I was experimenting with ratios of success iterations of Newton's method for a class assignment, and I noticed that for $x_n$ near a root $x^*$ of $f$, for which $f(x^*)\neq 0$, then $$ \left(\frac{f_{n+1}}{f_n}\right)^2\approx\left|\frac{f_n}{f_{n-1}}\right| $$ or alternatively $$ \frac{\ln\left|f_{n+1}/f_n\right|}{\ln\left|f_n/f_{n-1}\right|}\approx 2 $$ Where $f_n = f(x_n)$ and $x_n = x_{n-1} - \frac{f(x_{n-1})}{f'(x_{n-1})}$ as usual.

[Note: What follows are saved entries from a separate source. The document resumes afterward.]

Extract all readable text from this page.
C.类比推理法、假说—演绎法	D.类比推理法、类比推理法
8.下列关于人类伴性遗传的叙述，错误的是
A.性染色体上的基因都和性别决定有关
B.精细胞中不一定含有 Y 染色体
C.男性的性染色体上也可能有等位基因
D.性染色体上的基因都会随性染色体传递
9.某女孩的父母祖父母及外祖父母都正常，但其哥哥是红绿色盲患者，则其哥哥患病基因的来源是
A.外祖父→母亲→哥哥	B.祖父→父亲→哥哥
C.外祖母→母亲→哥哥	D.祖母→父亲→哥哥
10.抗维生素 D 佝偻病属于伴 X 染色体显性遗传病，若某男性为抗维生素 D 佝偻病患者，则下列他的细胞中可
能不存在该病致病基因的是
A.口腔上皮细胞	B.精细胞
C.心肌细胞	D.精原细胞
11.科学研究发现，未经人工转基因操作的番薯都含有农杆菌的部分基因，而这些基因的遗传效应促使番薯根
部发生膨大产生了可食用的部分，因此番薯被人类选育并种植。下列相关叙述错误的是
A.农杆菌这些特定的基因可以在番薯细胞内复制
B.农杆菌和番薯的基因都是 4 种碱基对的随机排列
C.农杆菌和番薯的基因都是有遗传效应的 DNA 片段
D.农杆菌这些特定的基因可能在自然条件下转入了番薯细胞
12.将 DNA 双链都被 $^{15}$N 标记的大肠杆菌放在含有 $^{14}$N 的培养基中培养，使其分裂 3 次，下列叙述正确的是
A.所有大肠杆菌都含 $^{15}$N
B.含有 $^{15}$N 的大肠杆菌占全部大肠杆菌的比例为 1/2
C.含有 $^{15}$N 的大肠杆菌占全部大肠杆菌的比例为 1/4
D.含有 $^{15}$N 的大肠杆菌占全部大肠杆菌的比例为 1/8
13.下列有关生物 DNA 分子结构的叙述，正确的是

I attempted to prove this as follows: $$ \begin{aligned} f\left(x_{n+1}\right) = f\left(x_n - \frac{f(x_n)}{f'(x_n)}\right)&\approx f(x_n) - \frac{f(x_n)}{f'(x_n)}f'(x_n) + \frac12\left(\frac{f(x_n)}{f'(x_n)}\right)^2f''(x_n) + \cdots \\ & = \frac12\left(\frac{f(x_n)}{f'(x_n)}\right)^2f''(x_n) \end{aligned} $$ and so $$ \frac{f(x_{n+1})}{f(x_n)}\approx\frac12\frac{f(x_n)f''(x_n)}{(f'(x_n))^2} $$ and then plugging this into the original approximation yields $$ \frac{f^2(x_n)}4\left(\frac{f''(x_n)}{(f'(x_n))^2}\right)^2\approx\frac12\frac{f(x_{n-1})f''(x_{n-1})}{(f'(x_{n-1}))^2} $$ and I can't see how this is useful, or where to go from here.
I also thought this might be related to the "quadratic convergence" of Newton's method, but I can't quite fit it into the equation.
Is the result above true? If so, how can I prove it?